In the first few weeks of any new year, there is a ritual among nonprofit organizations that is as regular as the changing of the guards at Buckingham Palace. Boards of directors come together to map out the year ahead, review budgets, and welcome their newly elected members. Typically, new members have been selected because of their potential fundraising abilities or their expertise in a particular field. It is the board’s hope that the new director will bring a fresh perspective and help further the organization’s mission. But as power is transferred from the old directors to the new, it is important for the newcomers to fully understand the responsibilities behind the roles they are accepting—i.e., how to effectively guard their posts.

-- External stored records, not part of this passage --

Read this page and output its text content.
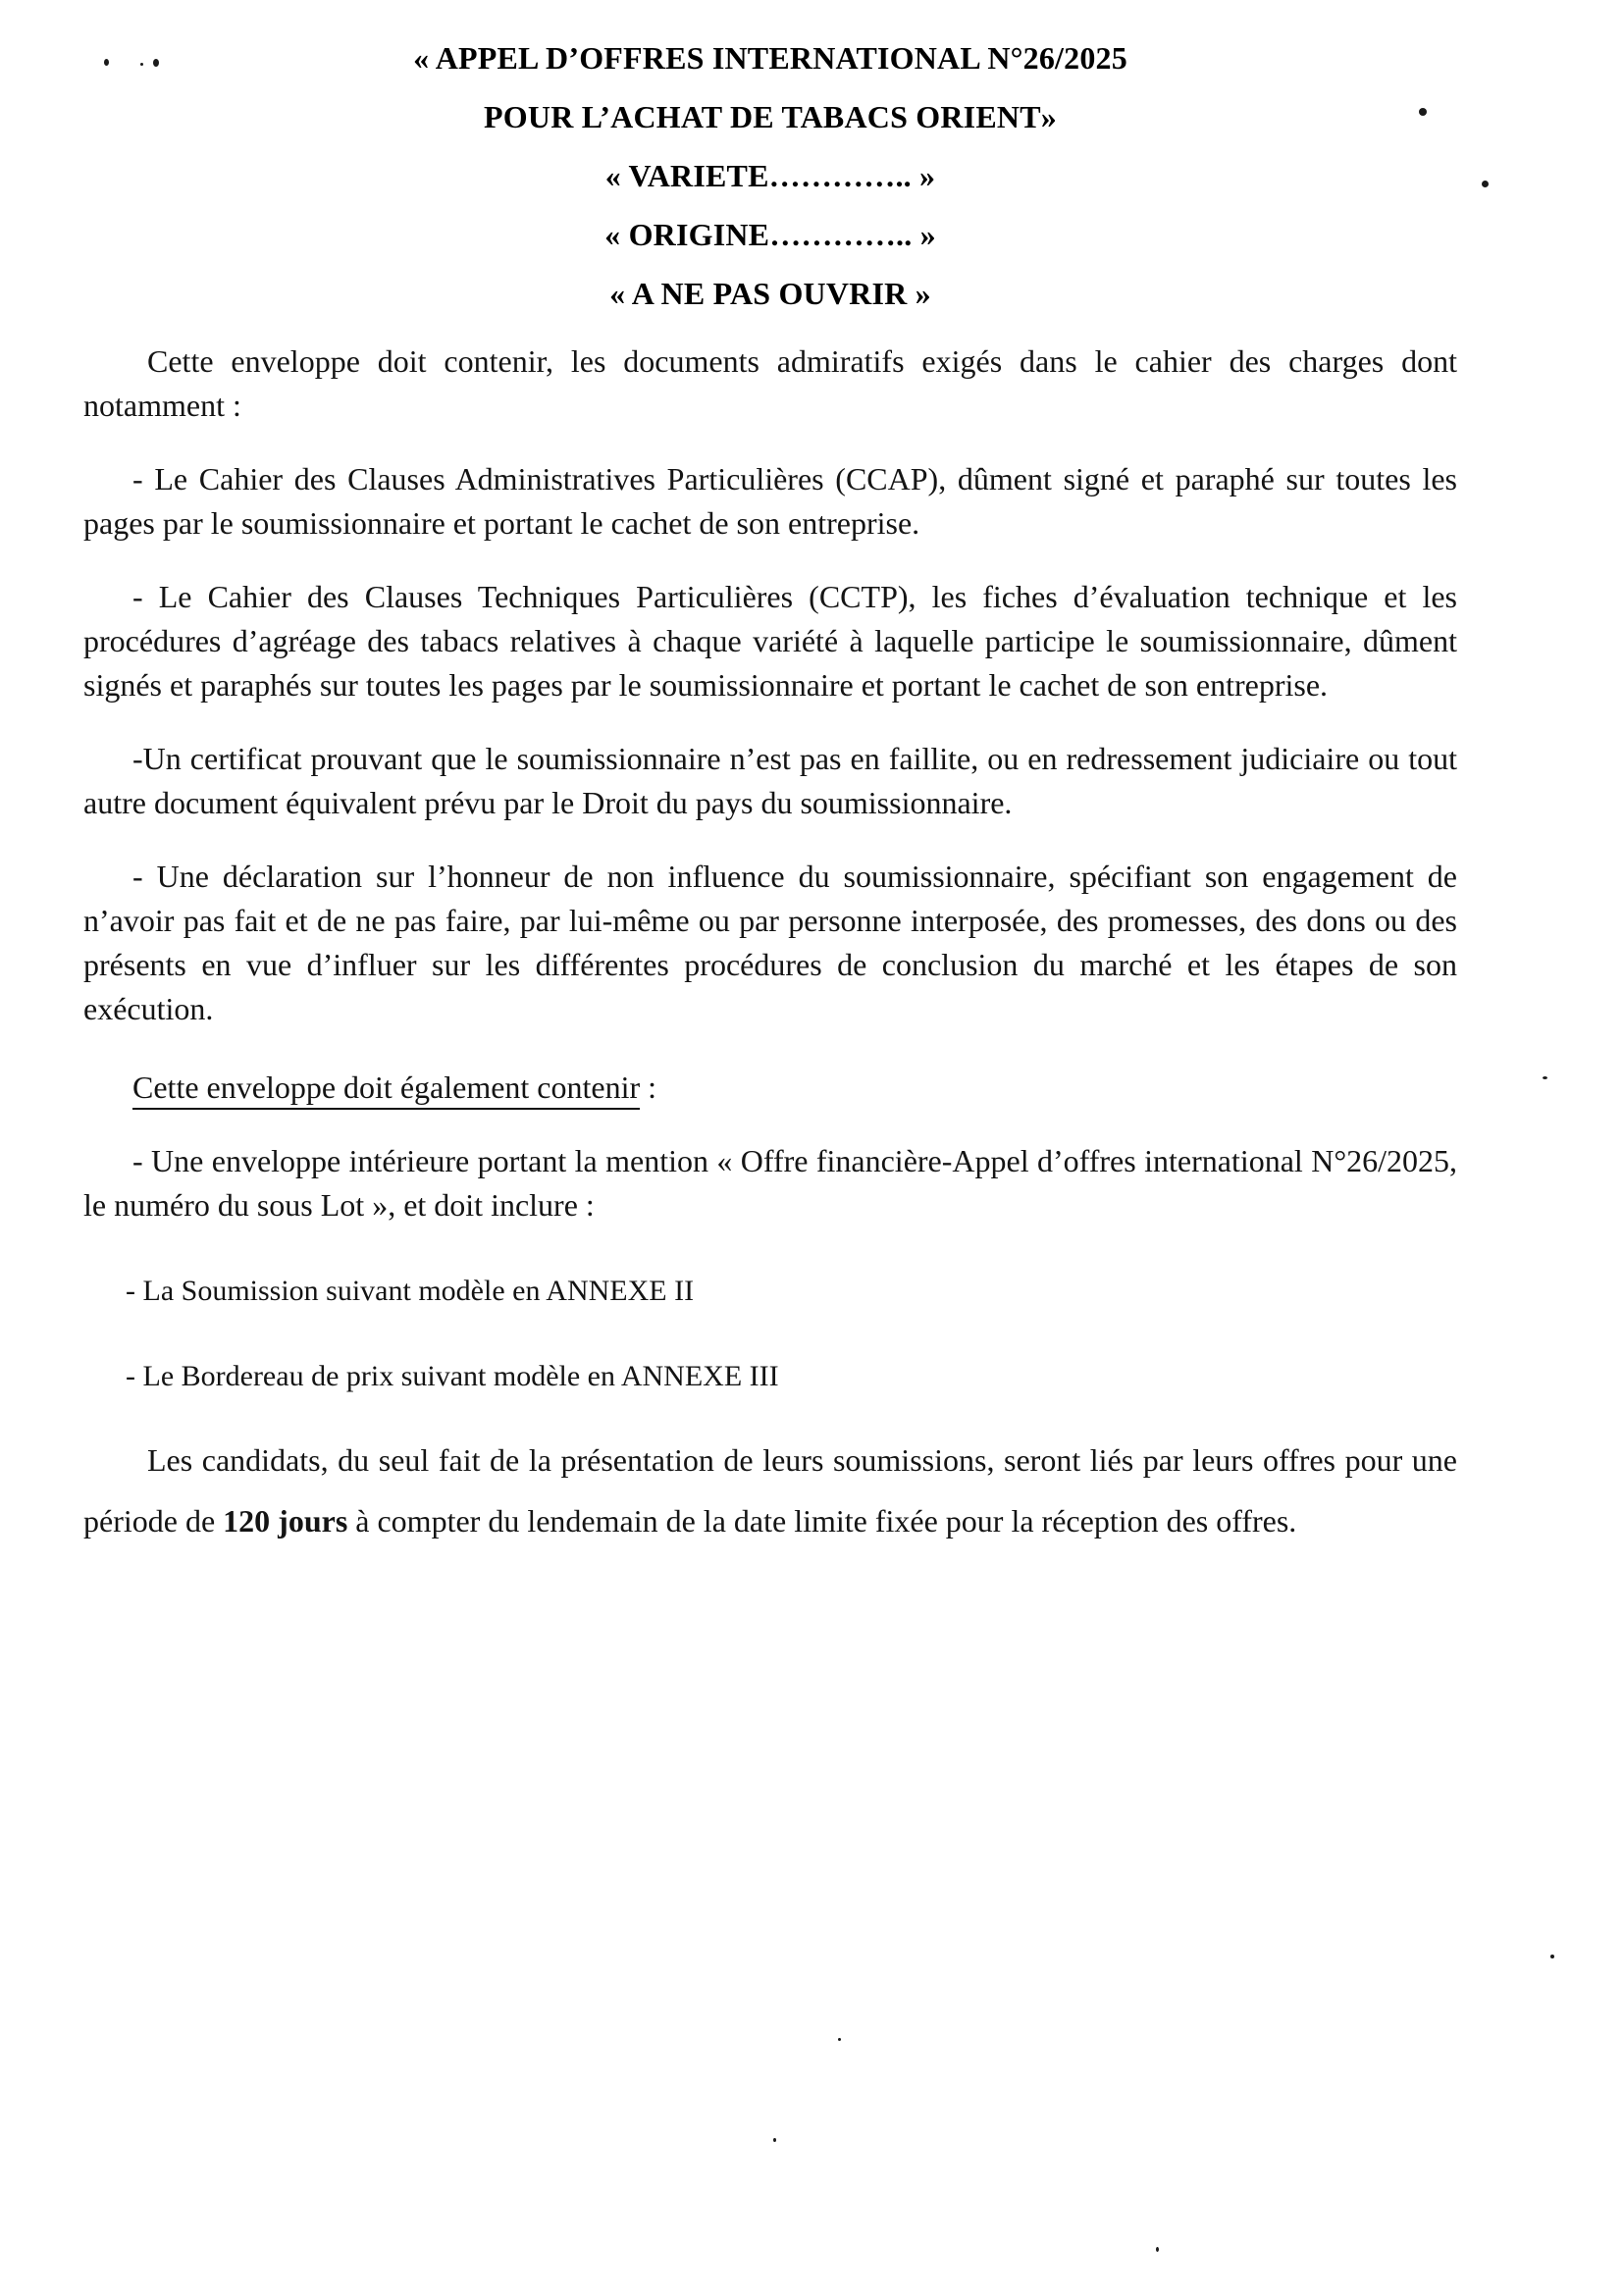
« APPEL D’OFFRES INTERNATIONAL N°26/2025
POUR L’ACHAT DE TABACS ORIENT»
« VARIETE………….. »
« ORIGINE………….. »
« A NE PAS OUVRIR »

Cette enveloppe doit contenir, les documents admiratifs exigés dans le cahier des charges dont notamment :

- Le Cahier des Clauses Administratives Particulières (CCAP), dûment signé et paraphé sur toutes les pages par le soumissionnaire et portant le cachet de son entreprise.

- Le Cahier des Clauses Techniques Particulières (CCTP), les fiches d’évaluation technique et les procédures d’agréage des tabacs relatives à chaque variété à laquelle participe le soumissionnaire, dûment signés et paraphés sur toutes les pages par le soumissionnaire et portant le cachet de son entreprise.

-Un certificat prouvant que le soumissionnaire n’est pas en faillite, ou en redressement judiciaire ou tout autre document équivalent prévu par le Droit du pays du soumissionnaire.

- Une déclaration sur l’honneur de non influence du soumissionnaire, spécifiant son engagement de n’avoir pas fait et de ne pas faire, par lui-même ou par personne interposée, des promesses, des dons ou des présents en vue d’influer sur les différentes procédures de conclusion du marché et les étapes de son exécution.

Cette enveloppe doit également contenir :

- Une enveloppe intérieure portant la mention « Offre financière-Appel d’offres international N°26/2025, le numéro du sous Lot », et doit inclure :

- La Soumission suivant modèle en ANNEXE II

- Le Bordereau de prix suivant modèle en ANNEXE III

Les candidats, du seul fait de la présentation de leurs soumissions, seront liés par leurs offres pour une période de 120 jours à compter du lendemain de la date limite fixée pour la réception des offres.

There are three basic principles of nonprofit corporate law that can help serve as a moral compass and govern the decisions of a board member throughout his or her term.
- Duty of care. Duty of care refers to a board member’s responsibility to act in the same manner that any other “reasonable” person might act in the same circumstances. It implies that a person must make decisions in good faith and use rational judgment. This can also include taking precautions to avoid any reasonably foreseeable harm that might come to others or to the organization.
- Duty of loyalty. Board members have a duty of loyalty, or a responsibility to always act in the best interest of the organization without any conflicts of interest. This can become a gray area for many board members who own businesses or hold positions in companies that stand to gain from the activities of the nonprofit. It is always a best practice to make any potential conflicts of interest known to the board so that the appropriate approval processes can take place and there is never a perception of self-dealing.
- Duty of obedience. The duty of obedience refers to a board member’s obligation to remain faithful to the organization’s mission statement. Board members have been entrusted by their constituents to ensure that resources are being used to accomplish the organization’s stated goals and not being diverted to other purposes. The mission statement of any 501(c) organization can be found on their Form 1023.
The first meeting of a new year is an excellent time for boards to dust off their Form 1023 and make sure that all of their planned activities align with their original mission statement. It is also a time for reviewing the legal and fiduciary responsibilities of the board so that they can effectively guard and protect the organizations they serve—just like the guards at Buckingham Palace, but without the bearskin caps.